Un mineur qui siégeait à titre d'expert sur un comité gouvernemental chargé de la révision des règles de sécurité dans les mines vient d'être suspendu par son employeur, parce qu'il aurait critiqué le bilan de l'entreprise pendant les travaux consultatifs.

André Racicot, président du syndicat des employés de la mine Westwood, en Abitibi, siège depuis presque 20 ans au comité de travail de la Commission des normes, de l'équité, de la santé et de la sécurité du travail (CNESST, anciennement la CSST) chargé de réviser les règles de sécurité dans les mines à ciel ouvert et de suggérer, au besoin, des mises à jour au Conseil des ministres.

Le comité regroupe des représentants des associations de travailleurs, comme lui, des représentants des sociétés minières et des fonctionnaires. « On fait des recommandations consensuelles, je dirais que 98 % du temps on s'entend tous ensembles », explique-t-il.

DISCUSSIONS SUR LA SÉCURITÉ

Lors d'une discussion à bâtons rompus pendant leur réunion de cette semaine, les membres auraient abordé le cas de l'employeur de M. Racicot, blâmé par la CNESST récemment à la suite d'un accident de travail qui avait laissé neuf mineurs coincés pendant 18 heures sous terre. M. Racicot n'a pas voulu répéter à La Presse les propos tenus en comité, mais il reconnaît que la question de la sécurité à la mine Westwood faisait partie du débat, comme c'est le cas d'autres mines.

Jeudi, il a reçu une lettre de l'entreprise torontoise IAMGOLD, propriétaire de la mine Westwood, qui lui annonçait qu'il était suspendu (avec salaire) afin que la direction complète une enquête sur « les propos erronés » qu'il aurait tenus à la réunion du comité gouvernemental.

« Vu la gravité des conséquences pouvant découler d'une telle affirmation, vous comprendrez qu'il nous faut obtenir les informations requises pour pouvoir prendre une décision éclairée », lui indique la directrice des ressources humaines, Isabelle Labrie.

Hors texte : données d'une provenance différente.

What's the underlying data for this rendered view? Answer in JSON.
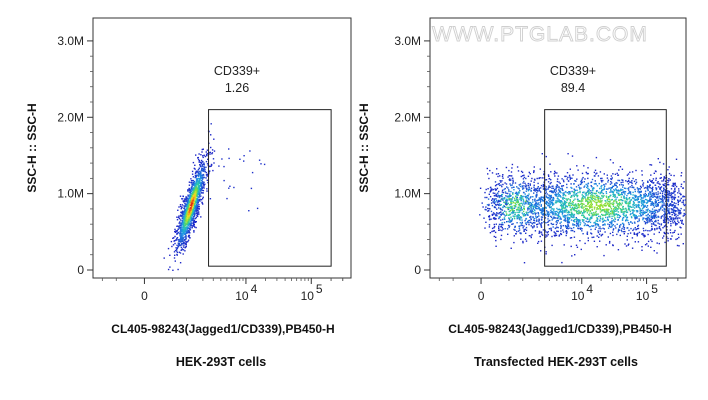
{
  "watermark": "WWW.PTGLAB.COM",
  "chart_data": [
    {
      "type": "scatter",
      "xlabel": "CL405-98243(Jagged1/CD339),PB450-H",
      "ylabel": "SSC-H :: SSC-H",
      "caption": "HEK-293T cells",
      "x_scale": "biexponential",
      "y_ticks": [
        {
          "value": 0,
          "label": "0"
        },
        {
          "value": 1000000,
          "label": "1.0M"
        },
        {
          "value": 2000000,
          "label": "2.0M"
        },
        {
          "value": 3000000,
          "label": "3.0M"
        }
      ],
      "x_ticks": [
        {
          "value": 0,
          "label": "0",
          "sup": ""
        },
        {
          "value": 10000,
          "label": "10",
          "sup": "4"
        },
        {
          "value": 100000,
          "label": "10",
          "sup": "5"
        }
      ],
      "gate": {
        "name": "CD339+",
        "percent": "1.26",
        "x_min": 2500,
        "x_max": 200000,
        "y_min": 50000,
        "y_max": 2100000
      },
      "population": {
        "x_center": 1200,
        "y_center": 850000,
        "shape": "tight diagonal cluster",
        "colormap": "density (blue-green-yellow-red)"
      }
    },
    {
      "type": "scatter",
      "xlabel": "CL405-98243(Jagged1/CD339),PB450-H",
      "ylabel": "SSC-H :: SSC-H",
      "caption": "Transfected HEK-293T cells",
      "x_scale": "biexponential",
      "y_ticks": [
        {
          "value": 0,
          "label": "0"
        },
        {
          "value": 1000000,
          "label": "1.0M"
        },
        {
          "value": 2000000,
          "label": "2.0M"
        },
        {
          "value": 3000000,
          "label": "3.0M"
        }
      ],
      "x_ticks": [
        {
          "value": 0,
          "label": "0",
          "sup": ""
        },
        {
          "value": 10000,
          "label": "10",
          "sup": "4"
        },
        {
          "value": 100000,
          "label": "10",
          "sup": "5"
        }
      ],
      "gate": {
        "name": "CD339+",
        "percent": "89.4",
        "x_min": 2500,
        "x_max": 200000,
        "y_min": 50000,
        "y_max": 2100000
      },
      "population": {
        "x_center": 30000,
        "y_center": 850000,
        "shape": "broad horizontal band",
        "colormap": "density (blue-green-yellow-red)"
      }
    }
  ]
}
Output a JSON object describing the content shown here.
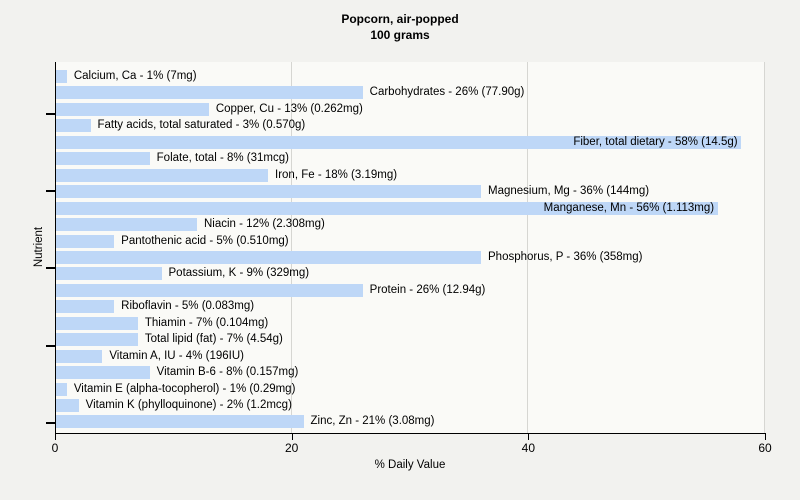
{
  "chart_data": {
    "type": "bar",
    "orientation": "horizontal",
    "title": "Popcorn, air-popped",
    "subtitle": "100 grams",
    "xlabel": "% Daily Value",
    "ylabel": "Nutrient",
    "xlim": [
      0,
      60
    ],
    "xticks": [
      0,
      20,
      40,
      60
    ],
    "grid": "vertical",
    "legend": "none",
    "bar_color": "#bed7f7",
    "categories": [
      "Calcium, Ca",
      "Carbohydrates",
      "Copper, Cu",
      "Fatty acids, total saturated",
      "Fiber, total dietary",
      "Folate, total",
      "Iron, Fe",
      "Magnesium, Mg",
      "Manganese, Mn",
      "Niacin",
      "Pantothenic acid",
      "Phosphorus, P",
      "Potassium, K",
      "Protein",
      "Riboflavin",
      "Thiamin",
      "Total lipid (fat)",
      "Vitamin A, IU",
      "Vitamin B-6",
      "Vitamin E (alpha-tocopherol)",
      "Vitamin K (phylloquinone)",
      "Zinc, Zn"
    ],
    "values": [
      1,
      26,
      13,
      3,
      58,
      8,
      18,
      36,
      56,
      12,
      5,
      36,
      9,
      26,
      5,
      7,
      7,
      4,
      8,
      1,
      2,
      21
    ],
    "amounts": [
      "7mg",
      "77.90g",
      "0.262mg",
      "0.570g",
      "14.5g",
      "31mcg",
      "3.19mg",
      "144mg",
      "1.113mg",
      "2.308mg",
      "0.510mg",
      "358mg",
      "329mg",
      "12.94g",
      "0.083mg",
      "0.104mg",
      "4.54g",
      "196IU",
      "0.157mg",
      "0.29mg",
      "1.2mcg",
      "3.08mg"
    ],
    "point_labels": [
      "Calcium, Ca - 1% (7mg)",
      "Carbohydrates - 26% (77.90g)",
      "Copper, Cu - 13% (0.262mg)",
      "Fatty acids, total saturated - 3% (0.570g)",
      "Fiber, total dietary - 58% (14.5g)",
      "Folate, total - 8% (31mcg)",
      "Iron, Fe - 18% (3.19mg)",
      "Magnesium, Mg - 36% (144mg)",
      "Manganese, Mn - 56% (1.113mg)",
      "Niacin - 12% (2.308mg)",
      "Pantothenic acid - 5% (0.510mg)",
      "Phosphorus, P - 36% (358mg)",
      "Potassium, K - 9% (329mg)",
      "Protein - 26% (12.94g)",
      "Riboflavin - 5% (0.083mg)",
      "Thiamin - 7% (0.104mg)",
      "Total lipid (fat) - 7% (4.54g)",
      "Vitamin A, IU - 4% (196IU)",
      "Vitamin B-6 - 8% (0.157mg)",
      "Vitamin E (alpha-tocopherol) - 1% (0.29mg)",
      "Vitamin K (phylloquinone) - 2% (1.2mcg)",
      "Zinc, Zn - 21% (3.08mg)"
    ]
  }
}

M. Racicot se dit surpris. « J'espère pouvoir m'expliquer. Mon but n'était certainement pas de dénigrer l'employeur, mais notre travail est de réduire les risques d'accident. On aborde certains items, c'est une discussion qu'on a souvent et il n'y a jamais eu de controverse là », s'étonne-t-il.

« On est en train de brimer le droit de parole des gens qui participent à ce comité », déplore Alain Croteau, directeur québécois du syndicat des métallos.

« M. Racicot avait émis ces commentaires de bonne foi. C'est une sommité au Québec, même les chercheurs de l'Institut de recherche en santé et sécurité le consultent pour leurs recherches. L'employeur devrait plutôt l'écouter », dit-il.

CONSTAT D'INFRACTION

La direction réplique que l'employé conserve son salaire pendant sa suspension et que la mesure était nécessaire « pour nous permettre de vérifier les informations afin de prendre la meilleure décision », selon Isabelle Labrie.

« Il semble qu'une information aurait été dite qui serait erronée », insiste-t-elle.

À la CNESST, le porte-parole Pierre Turgeon affirme que l'organisme ne se mêlera pas du dossier. « La loi ne prévoit pas de mesures de protection comme telles pour les représentants qui siègent sur les comités règlementaires », dit-il.

L'intervention de IAMGOLD survient peu après la publication d'un rapport de la CNESST qui montrait du doigt des lacunes au sein de l'entreprise ayant contribué à l'effondrement qui avait emprisonné plusieurs mineurs sous terre en 2015. Le rapport dévoilé en mars parlait de plans et devis rédigés à partir de données incomplètes.

IAMGOLD avait écopé d'un constat d'infraction de la CNESST pour cet accident, qui n'était pas le premier à survenir dans ses installations. L'entreprise s'était dite en désaccord avec les conclusions des autorités.